I am a nature lover and do not knowingly litter the earth with excess plastic. A reusable water bottle holds my H2O, and my groceries are carefully placed in colorful, reusable bags purchased at the …
I am a nature lover and do not knowingly litter the earth with excess plastic. A reusable water bottle holds my H2O, and my groceries are carefully placed in colorful, reusable bags purchased at the Christmas Tree Shop when they were still priced at .99 cents. (Bed, Bath and Beyond recently sold off this iconic New England store staple, which promptly raised prices.)
Leaders say that the most effective solution to littering is strong anti-litter laws and regulations. People and businesses are much more likely to comply if there are legal or financial consequences. Alaska charges a fine of $1,000 to someone caught littering. In Idaho, a person can be sentenced to 40 hours of beach clean up if observed dropping refuse anywhere but in a trash bin. Laws in in Maryland, Massachusetts and Louisiana provide for license suspensions. In Arizona, littering within 50 feet of a highway, beach or shoreline will trigger a fine up to $2500, which is ironic considering Arizona does not HAVE a coastline. Wyoming, as with most other states, considers littering to be a misdemeanor, and it is punishable by up to 6 months in jail and 40 hours of community service.
These laws were created to criminalize the act of littering to deter people from throwing their trash around. The problem is, most states do not enforce the law unless someone dumps a massive amount of trash, such as dumping 100 tires in an empty field. Tossing out a cup or a straw will not even raise an eyebrow among most law enforcement.
Littering has resulted in nine BILLION tons of litter floating in the ocean, including an island twice the size of Texas floating in the Pacific Ocean. More than 100,000 marine animals die after getting tangled up in plastic. Over a million land animals die after ingesting discarded trash. Over 25,000 car accidents are caused by litter each year, such as plastic grocery bags drifting in the wind and getting snagged onto the windshields of highway drivers going sixty miles an hour, causing the driver to swerve and hit another car.

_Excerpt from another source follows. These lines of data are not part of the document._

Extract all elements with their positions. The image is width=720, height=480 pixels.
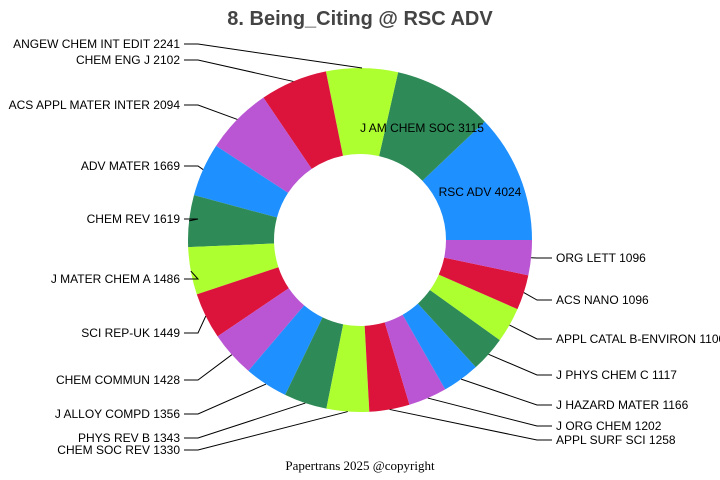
leader-line: [184, 354, 233, 381]
slice-label: PHYS REV B 1343: [78, 431, 180, 445]
slice-label: CHEM ENG J 2102: [76, 53, 180, 67]
slice-label: ACS NANO 1096: [556, 293, 649, 307]
slice-label: CHEM REV 1619: [87, 212, 181, 226]
leader-line: [184, 411, 348, 451]
slice-label: J HAZARD MATER 1166: [556, 398, 689, 412]
slice-acs-appl-mater-inter: [216, 97, 312, 193]
slice-label: J PHYS CHEM C 1117: [556, 368, 677, 382]
slice-rsc-adv: [422, 121, 532, 240]
slice-label: APPL SURF SCI 1258: [556, 433, 676, 447]
leader-line: [184, 165, 204, 170]
slice-chem-commun: [217, 288, 305, 371]
slice-j-alloy-compd: [248, 305, 323, 395]
slice-sci-rep-uk: [196, 267, 289, 337]
slices: [188, 68, 532, 412]
slice-label: CHEM SOC REV 1330: [57, 443, 180, 457]
slice-j-mater-chem-a: [188, 243, 279, 295]
slice-appl-surf-sci: [364, 322, 410, 412]
leader-line: [523, 292, 552, 301]
slice-acs-nano: [438, 257, 529, 310]
leader-line: [184, 402, 306, 439]
leader-line: [184, 43, 363, 69]
slice-label: ORG LETT 1096: [556, 251, 646, 265]
slice-chem-eng-j: [263, 71, 343, 169]
leader-line: [427, 397, 552, 427]
slice-j-org-chem: [384, 314, 446, 405]
slice-j-hazard-mater: [402, 303, 476, 390]
leader-line: [184, 270, 200, 280]
leader-line: [184, 383, 267, 415]
leader-line: [184, 218, 199, 222]
chart-title: 8. Being_Citing @ RSC ADV: [227, 8, 493, 30]
slice-angew-chem-int-edit: [325, 68, 399, 157]
slice-label: ACS APPL MATER INTER 2094: [9, 98, 181, 112]
slice-adv-mater: [193, 145, 289, 218]
leader-line: [460, 378, 552, 406]
slice-chem-rev: [188, 195, 277, 248]
slice-label: SCI REP-UK 1449: [81, 326, 180, 340]
slice-org-lett: [444, 240, 532, 276]
slice-label: J AM CHEM SOC 3115: [360, 121, 484, 135]
slice-label: ANGEW CHEM INT EDIT 2241: [13, 37, 180, 51]
slice-label: RSC ADV 4024: [439, 185, 522, 199]
slice-label: J ORG CHEM 1202: [556, 419, 662, 433]
slice-label: J MATER CHEM A 1486: [51, 272, 180, 286]
slice-chem-soc-rev: [326, 324, 370, 412]
slice-label: CHEM COMMUN 1428: [56, 373, 180, 387]
leader-line: [184, 59, 294, 82]
leader-line: [488, 353, 552, 376]
slice-label: ADV MATER 1669: [81, 159, 180, 173]
labels: RSC ADV 4024 J AM CHEM SOC 3115 ANGEW CHEM…: [9, 37, 720, 457]
leader-line: [509, 324, 552, 340]
slice-j-phys-chem-c: [417, 290, 500, 368]
slice-appl-catal-b-environ: [429, 274, 518, 341]
slice-j-am-chem-soc: [379, 72, 485, 181]
leader-line: [184, 315, 207, 334]
leader-line: [389, 408, 552, 441]
footer-copyright: Papertrans 2025 @copyright: [285, 458, 435, 473]
leader-line: [184, 104, 238, 120]
slice-phys-rev-b: [285, 317, 344, 409]
slice-label: J ALLOY COMPD 1356: [55, 407, 181, 421]
slice-label: APPL CATAL B-ENVIRON 1100: [556, 332, 720, 346]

Nationwide, clean-up costs almost 12 billion dollars a year. Given all of the knowledge about litter, it is understandable how conscientious Rhode Islanders wanted to do something to help the environment. A new law was passed declaring that as of January 1, 2022, customers should not expect straws with their drinks anymore. It has been mandated that bars and restaurants can no longer give customers single-use straws unless they ask for them. Breaking the new straw law can cost businesses $25 for each offense. The official definition of single-use straw is “a single-use, disposable tube made predominantly of plastic derived from either a petroleum based or biologically based polymer used to transfer a beverage from a container to the mouth of the person drinking.”
Oh! How I miss those straws! It is not so much an issue when dining in a restaurant because asking for a straw is easy, especially when reminded by the sight of the server carrying a pocket full of the plastic gems. It is when ordering things at drive-throughs where there is a big problem. Generally, I find myself at such a location when my schedule is super busy and I have to order and drive through in a hurry. Invariably, by the time I am back on the road and stopped at a red light, I reach into my bag of goodies and realize that there is no longer a straw protruding from the top. Aggravated, I try to poke a hole along the edge of the Diet Coke top in order to be able to drink directly from the cup. This unvaryingly results in a soda spill down the front of my shirt, a swerve and near miss from almost hitting the car next to me, and the ejection of various swear words from my mouth. This is therefor a plea for all fast food restaurants to continue to provide straws, albeit less desired paper straws which are biodegradable. A soggy straw I can live with to help the environment, but getting no straw may be the death of me yet.